Do you have a list with best firewalls that can be used in linux and send NO data to the owner/company…?
I founded this one: https://github.com/safing/portmaster/
What do you think and what do you use to block unwanted trafic for apps that you need to use [Linux/Unix]
I guess nftables (successor of iptables) can do it all. It’s still on my “to be learned” list.
I don’t know if there are GUIs to make it easier. Maybe you have to do it all manually. So maybe other solutions are easier for users.
Well actually not only firewalls … as we need first a way to listen to apps and see where they are sending data [so … in order to use a firewall you need to know what to block, if required].
e.g. if you want to block some data from rhythmbox [don’t know if you need, maybe I’ll find] you first need a way to listen to it and see if data is send on the internet from it [as normaly, for my needs, I don’t need that so I’d like to block all requests from it to go to the internet]
Firewalls usually blocks trafic on ports, I’d like something that it is blocking on the application level not port level
LE. I’d like a tool to monitor my OS as well to see what data is going out from it and if something is sent to a fishi domain to block that [I can do this with firewall, but I need first to have an eye to the requrests]
Ports are mapped to processes.
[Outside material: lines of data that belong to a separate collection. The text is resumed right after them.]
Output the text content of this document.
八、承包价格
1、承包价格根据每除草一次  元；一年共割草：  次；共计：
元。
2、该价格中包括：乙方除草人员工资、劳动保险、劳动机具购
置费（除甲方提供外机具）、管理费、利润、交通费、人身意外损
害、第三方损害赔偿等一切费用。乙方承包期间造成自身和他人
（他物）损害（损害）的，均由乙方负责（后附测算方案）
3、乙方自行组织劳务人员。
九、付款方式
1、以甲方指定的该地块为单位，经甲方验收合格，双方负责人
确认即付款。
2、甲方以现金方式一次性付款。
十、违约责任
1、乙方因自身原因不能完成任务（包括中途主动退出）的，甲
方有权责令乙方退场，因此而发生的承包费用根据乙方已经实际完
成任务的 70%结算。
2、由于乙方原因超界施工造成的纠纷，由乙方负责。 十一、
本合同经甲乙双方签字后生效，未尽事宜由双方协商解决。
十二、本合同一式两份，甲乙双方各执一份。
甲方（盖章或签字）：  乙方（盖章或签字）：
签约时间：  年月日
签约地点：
So it should be possible to figure out which process is using which ports.
[humor mode on]
There’s the old tried and true entries in the old inetd.sec file for two apps (and whatever else the man page says):
ftp deny \
*.*.*.*
telnet deny \
*.*.*.*
[humor mode off]
What about setting up PiHole to monitor the device as you use it? You might have to use one app at a time to see which, if any, are contacting sites outside your LAN, but it shouldn’t be too difficult to identify the guilty apps.
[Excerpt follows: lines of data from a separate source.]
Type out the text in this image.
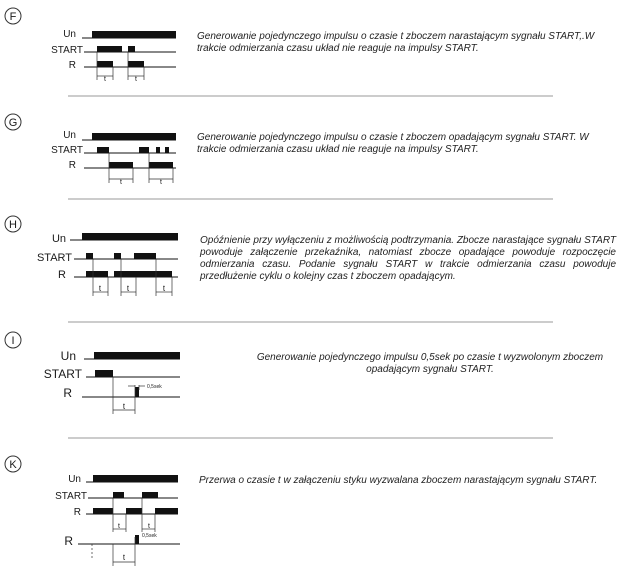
F
Un
START
R
t	t
G
Un
START
R
t	t
H
Un
START
R
t	t	t
I
Un
START
R
t
0,5sek
K
Un
START
R
R
t	t
t
0,5sek

Generowanie pojedynczego impulsu o czasie t zboczem narastającym sygnału START,.W trakcie odmierzania czasu układ nie reaguje na impulsy START.

Generowanie pojedynczego impulsu o czasie t zboczem opadającym sygnału START. W trakcie odmierzania czasu układ nie reaguje na impulsy START.

Opóźnienie przy wyłączeniu z możliwością podtrzymania. Zbocze narastające sygnału START powoduje załączenie przekaźnika, natomiast zbocze opadające powoduje rozpoczęcie odmierzania czasu. Podanie sygnału START w trakcie odmierzania czasu powoduje przedłużenie cyklu o kolejny czas t zboczem opadającym.

Generowanie pojedynczego impulsu 0,5sek po czasie t wyzwolonym zboczem opadającym sygnału START.

Przerwa o czasie t w załączeniu styku wyzwalana zboczem narastającym sygnału START.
Won’t PiHole only be able to monitor DNS queries that are directed to it? So if an application makes a DNS query via a different DNS server (intentionally bypassing the host configuration) or an application accesses the internet without using DNS, you won’t see it in PiHole?
In my router, for example, if a device ignores my LAN’s DNS server (which is now actually the Raspberry Pi, unless I route a certain device through the router for DNS instead), I can set a static IP for that specific device and mandate it to the Raspberry Pi as its DNS server (via the PiHole installation). I had to do this with my Roku, as it always tried to ignore my router’s designated DNS server (the RPi). Now I’m seeing its many queries in the PiHole dashboard, to sites like scribe.logs.roku(dot)com, google-analytics(dot)com, stream1.xdevel(dot)com, rtl-radio3-stream-thron(dot)com, rtl-radio3-stream-thron.akamaized(dot)net, some of which are “forwarded to one.one.one.one#53” (presumably Cloudflare on port 53…?), etc. Previously I had noticed in my router’s connections log that it was trying to reach 8.8.8.8 all the time.
My Android phone shows many connections to google(dot)com, connectivitycheck.gstatic(dot)com, play.googleapis(dot)com, and - fortunately - dns.decloudus(dot)com. (And on my Android, I’ve always disabled as much Google stuff as I can without replacing the OS!)
For, say, a suspect application on a particular device that’s using PiHole for DNS, you could start using the application and observe if any hidden connections are happening from that device in the PiHole dashboard. It’s not precise, but using one app at a time could help identify where any nefarious connections are originating.